Adolescência

A série mostra a realidade das famílias: estamos todos perto uns dos outros e na mesma casa, sabemos ao minuto onde está cada um, mas não estamos verdadeiramente perto uns dos outros nem nos conhecemos

Uma série vale mais que 50 palestras. A nova série da Netflix, Adolescência, tem a virtude de dar a conhecer aos pais os filhos que têm em casa e de mostrar que não são só as redes sociais as causas da doença social que se está a alastrar. A solidão, os complexos, a insegurança e a futilidade são as ervas daninhas que parecem contaminar toda esta geração. Adolescência não é juventude: um adolescente ainda ontem era uma criança com medo do escuro e anda de bicicleta, um jovem já tem marca de cigarros preferida e faz cavalinhos de mota. A inocência não é a mesma e aquilo que mais impressiona na série é mesmo a idade. O grande problema do rapaz desta série é que se acha feio e, como se acha feio, é complexado e não tem sucesso com as raparigas. Também não tem jeito para futebol, apesar de ser bom aluno e inteligente, o que faz dele um adolescente inseguro sendo que aquilo que mais ambiciona é que gostem dele e o admirem. Emocionalmente é frágil, de porcelana. Os seus divertimentos passam por vaguear pelas ruas e bairros com os amigos, e certamente na companhia das redes sociais. Conhece todos os colegas, sabe quase tudo de cada um, mas não fala com quase nenhum. Vive o dia a dia fechado em si e no quarto a crescer sozinho, considerando que emojis não são companhia para ninguém. 

No início da série são poucas as dúvidas da inocência do rapaz que não passa de uma criança que ainda faz xixi nas calças, que se assusta e que chama pelos pais para o socorrerem. Com o evoluir dos acontecimentos, o rapaz passa a adolescente e sem nos apercebermos já o consideramos capaz do pior. Não que ele seja outro, mas porque há toda uma dimensão que nos é apresentada que não se ajusta nem um pouco ao que imaginamos ser um rapaz de 13 anos. Uma surpresa para nós, meros espetadores, e para os pais do rapaz. E é essa dúvida dos pais, além da sua impotência, que mais aflige. 

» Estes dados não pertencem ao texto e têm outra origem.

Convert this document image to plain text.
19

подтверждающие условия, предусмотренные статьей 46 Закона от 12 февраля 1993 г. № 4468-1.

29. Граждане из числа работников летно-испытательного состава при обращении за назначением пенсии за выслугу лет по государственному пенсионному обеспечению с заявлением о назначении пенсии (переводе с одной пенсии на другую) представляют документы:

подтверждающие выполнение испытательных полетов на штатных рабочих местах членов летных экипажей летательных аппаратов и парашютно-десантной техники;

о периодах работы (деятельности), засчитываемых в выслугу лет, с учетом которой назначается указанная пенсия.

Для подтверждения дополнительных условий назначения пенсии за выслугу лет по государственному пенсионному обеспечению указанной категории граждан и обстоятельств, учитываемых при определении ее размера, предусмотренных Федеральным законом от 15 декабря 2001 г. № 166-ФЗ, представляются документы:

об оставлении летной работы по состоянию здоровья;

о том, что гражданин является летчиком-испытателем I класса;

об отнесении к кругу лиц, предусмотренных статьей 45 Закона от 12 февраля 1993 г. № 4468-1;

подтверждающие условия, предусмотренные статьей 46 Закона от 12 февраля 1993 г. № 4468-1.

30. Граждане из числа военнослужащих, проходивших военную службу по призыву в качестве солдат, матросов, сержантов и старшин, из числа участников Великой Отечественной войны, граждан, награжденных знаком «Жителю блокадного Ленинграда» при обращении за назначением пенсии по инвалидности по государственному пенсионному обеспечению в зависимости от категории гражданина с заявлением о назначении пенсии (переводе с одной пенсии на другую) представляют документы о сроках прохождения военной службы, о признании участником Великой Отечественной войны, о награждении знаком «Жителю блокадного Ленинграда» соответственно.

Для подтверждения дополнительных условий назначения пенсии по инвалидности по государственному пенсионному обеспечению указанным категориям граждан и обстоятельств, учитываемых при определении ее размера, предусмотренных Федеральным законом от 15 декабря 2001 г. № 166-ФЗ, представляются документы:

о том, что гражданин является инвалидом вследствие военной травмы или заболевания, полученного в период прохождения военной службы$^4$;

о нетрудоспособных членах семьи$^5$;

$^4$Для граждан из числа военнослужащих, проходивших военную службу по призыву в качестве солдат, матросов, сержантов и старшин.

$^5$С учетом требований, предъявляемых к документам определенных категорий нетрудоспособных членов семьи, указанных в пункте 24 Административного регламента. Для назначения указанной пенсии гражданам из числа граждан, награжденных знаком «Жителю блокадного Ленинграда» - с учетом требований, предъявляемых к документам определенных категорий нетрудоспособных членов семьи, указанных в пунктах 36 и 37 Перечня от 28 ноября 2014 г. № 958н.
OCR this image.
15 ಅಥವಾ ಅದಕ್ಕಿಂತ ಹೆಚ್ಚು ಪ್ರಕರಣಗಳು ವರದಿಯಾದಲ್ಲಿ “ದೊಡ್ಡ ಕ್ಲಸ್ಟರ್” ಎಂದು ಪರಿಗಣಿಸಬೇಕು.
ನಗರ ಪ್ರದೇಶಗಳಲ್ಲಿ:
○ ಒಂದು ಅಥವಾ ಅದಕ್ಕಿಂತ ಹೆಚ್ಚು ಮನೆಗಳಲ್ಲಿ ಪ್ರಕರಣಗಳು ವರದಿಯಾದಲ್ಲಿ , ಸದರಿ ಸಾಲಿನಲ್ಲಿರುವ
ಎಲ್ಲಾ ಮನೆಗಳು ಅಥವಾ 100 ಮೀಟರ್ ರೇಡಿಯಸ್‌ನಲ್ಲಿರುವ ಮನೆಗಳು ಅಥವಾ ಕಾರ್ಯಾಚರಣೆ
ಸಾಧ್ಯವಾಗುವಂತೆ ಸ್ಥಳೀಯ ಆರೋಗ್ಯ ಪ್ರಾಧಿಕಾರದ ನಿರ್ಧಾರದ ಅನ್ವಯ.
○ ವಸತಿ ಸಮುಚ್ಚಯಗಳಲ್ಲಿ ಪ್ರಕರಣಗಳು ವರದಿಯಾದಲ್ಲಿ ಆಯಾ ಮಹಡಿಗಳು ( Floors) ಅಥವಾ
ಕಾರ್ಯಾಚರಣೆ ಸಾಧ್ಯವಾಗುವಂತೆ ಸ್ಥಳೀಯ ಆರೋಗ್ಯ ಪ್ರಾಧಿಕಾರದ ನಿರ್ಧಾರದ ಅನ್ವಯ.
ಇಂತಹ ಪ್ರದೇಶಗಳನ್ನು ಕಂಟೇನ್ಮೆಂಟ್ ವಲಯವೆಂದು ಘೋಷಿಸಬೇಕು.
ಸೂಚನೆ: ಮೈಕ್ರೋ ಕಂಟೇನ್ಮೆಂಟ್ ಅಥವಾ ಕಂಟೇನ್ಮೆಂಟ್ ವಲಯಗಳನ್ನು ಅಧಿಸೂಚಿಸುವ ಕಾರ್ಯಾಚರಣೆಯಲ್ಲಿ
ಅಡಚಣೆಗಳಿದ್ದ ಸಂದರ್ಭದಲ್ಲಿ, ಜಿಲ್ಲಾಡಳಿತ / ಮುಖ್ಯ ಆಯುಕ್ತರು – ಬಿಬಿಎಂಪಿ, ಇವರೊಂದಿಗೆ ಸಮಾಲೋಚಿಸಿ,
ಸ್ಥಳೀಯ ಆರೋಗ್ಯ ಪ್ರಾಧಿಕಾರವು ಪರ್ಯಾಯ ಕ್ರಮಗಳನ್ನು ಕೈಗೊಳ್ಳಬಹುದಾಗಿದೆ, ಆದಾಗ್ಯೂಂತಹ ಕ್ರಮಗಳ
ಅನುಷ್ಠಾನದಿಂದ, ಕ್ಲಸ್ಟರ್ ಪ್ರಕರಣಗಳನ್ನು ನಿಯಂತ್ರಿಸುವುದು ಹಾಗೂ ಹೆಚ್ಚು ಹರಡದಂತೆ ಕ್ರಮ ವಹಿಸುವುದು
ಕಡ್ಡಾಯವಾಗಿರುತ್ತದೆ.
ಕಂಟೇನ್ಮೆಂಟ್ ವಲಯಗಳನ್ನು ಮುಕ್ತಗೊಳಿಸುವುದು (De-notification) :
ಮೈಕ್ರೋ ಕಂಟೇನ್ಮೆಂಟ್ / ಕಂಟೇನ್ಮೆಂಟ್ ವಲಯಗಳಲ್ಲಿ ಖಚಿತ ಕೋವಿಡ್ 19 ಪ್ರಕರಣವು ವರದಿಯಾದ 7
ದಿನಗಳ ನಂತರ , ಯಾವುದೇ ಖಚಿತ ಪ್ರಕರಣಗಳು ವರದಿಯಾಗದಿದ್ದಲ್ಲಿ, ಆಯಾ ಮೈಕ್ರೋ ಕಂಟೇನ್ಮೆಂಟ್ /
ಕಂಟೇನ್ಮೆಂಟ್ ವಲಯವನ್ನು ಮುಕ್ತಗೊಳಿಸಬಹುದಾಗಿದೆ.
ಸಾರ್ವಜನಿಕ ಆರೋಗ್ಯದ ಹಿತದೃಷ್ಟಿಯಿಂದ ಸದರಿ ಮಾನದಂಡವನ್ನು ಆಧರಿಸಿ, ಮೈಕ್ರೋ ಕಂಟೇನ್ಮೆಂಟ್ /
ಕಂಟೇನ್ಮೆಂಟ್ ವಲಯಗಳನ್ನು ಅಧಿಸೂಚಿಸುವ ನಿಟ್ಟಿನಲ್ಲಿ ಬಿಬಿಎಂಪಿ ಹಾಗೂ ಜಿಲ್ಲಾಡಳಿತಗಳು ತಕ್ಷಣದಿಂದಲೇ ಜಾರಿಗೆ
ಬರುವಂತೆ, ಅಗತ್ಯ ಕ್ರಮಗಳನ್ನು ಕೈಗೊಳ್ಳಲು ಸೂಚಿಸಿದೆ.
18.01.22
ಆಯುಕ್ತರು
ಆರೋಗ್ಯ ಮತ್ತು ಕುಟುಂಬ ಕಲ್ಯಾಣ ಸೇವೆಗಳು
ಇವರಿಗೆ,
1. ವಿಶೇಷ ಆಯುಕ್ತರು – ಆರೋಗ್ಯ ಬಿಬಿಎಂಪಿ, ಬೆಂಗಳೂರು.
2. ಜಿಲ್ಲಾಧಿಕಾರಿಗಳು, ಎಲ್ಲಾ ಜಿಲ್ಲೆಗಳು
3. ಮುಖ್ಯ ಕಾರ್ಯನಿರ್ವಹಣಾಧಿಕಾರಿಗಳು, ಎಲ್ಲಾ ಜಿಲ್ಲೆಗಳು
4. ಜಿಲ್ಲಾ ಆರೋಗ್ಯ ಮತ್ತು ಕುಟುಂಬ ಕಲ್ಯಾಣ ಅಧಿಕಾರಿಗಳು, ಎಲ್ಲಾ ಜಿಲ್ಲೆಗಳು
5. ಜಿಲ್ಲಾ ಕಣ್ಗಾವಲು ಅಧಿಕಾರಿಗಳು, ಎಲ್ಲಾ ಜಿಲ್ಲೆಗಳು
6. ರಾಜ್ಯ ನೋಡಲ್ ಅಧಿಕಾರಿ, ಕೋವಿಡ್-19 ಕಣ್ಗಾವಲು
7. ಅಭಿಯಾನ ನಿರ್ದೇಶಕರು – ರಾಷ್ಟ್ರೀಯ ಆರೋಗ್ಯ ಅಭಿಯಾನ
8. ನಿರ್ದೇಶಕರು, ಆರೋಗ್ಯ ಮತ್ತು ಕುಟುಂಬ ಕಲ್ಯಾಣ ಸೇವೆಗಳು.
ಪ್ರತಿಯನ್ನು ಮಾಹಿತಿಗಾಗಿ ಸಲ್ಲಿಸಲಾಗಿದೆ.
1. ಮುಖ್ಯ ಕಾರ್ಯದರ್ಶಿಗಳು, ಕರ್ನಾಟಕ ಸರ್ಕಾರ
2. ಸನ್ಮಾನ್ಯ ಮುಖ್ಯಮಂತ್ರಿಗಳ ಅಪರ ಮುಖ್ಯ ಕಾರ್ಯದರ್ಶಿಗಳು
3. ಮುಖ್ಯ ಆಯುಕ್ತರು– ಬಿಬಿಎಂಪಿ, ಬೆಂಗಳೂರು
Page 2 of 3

A série mostra a realidade das famílias: estamos todos perto uns dos outros e na mesma casa, sabemos ao minuto onde está cada um, mas não estamos verdadeiramente perto uns dos outros. Não nos conhecemos, não criamos hábitos juntos e sem querer deixamos que a dinâmica diária deixe de ser dinâmica. Uma criança, um adolescente sossegado num quarto durante horas quer dizer que está mergulhado nas redes a invejar, a comparar-se, a coscuvilhar, cobiçar. E está sujeito a mais perigos e a se tornar até perigoso do que em qualquer outra situação. Tem tudo para correr mal. Quando não há interação diária, conversa, discussões, não existem conflitos, e quando não se chegam os limites em ambientes controlados, como a nossa casa e com a nossa tribo, é fora dela e de forma descontrolada que se faz essa experiência. O que mais impressiona na série é como a insegurança e a fragilidade são fontes de raiva e ódio e como a culpa dos pais é tão avassaladora: deixaram o filho crescer longe deles, tipo Mogli só que numa selva cibernética. O ambiente perfeito para que os mais frágeis se transformem nos mais violentos, por uma questão de sobrevivência. Só que os nossos adolescentes estão no quarto lado.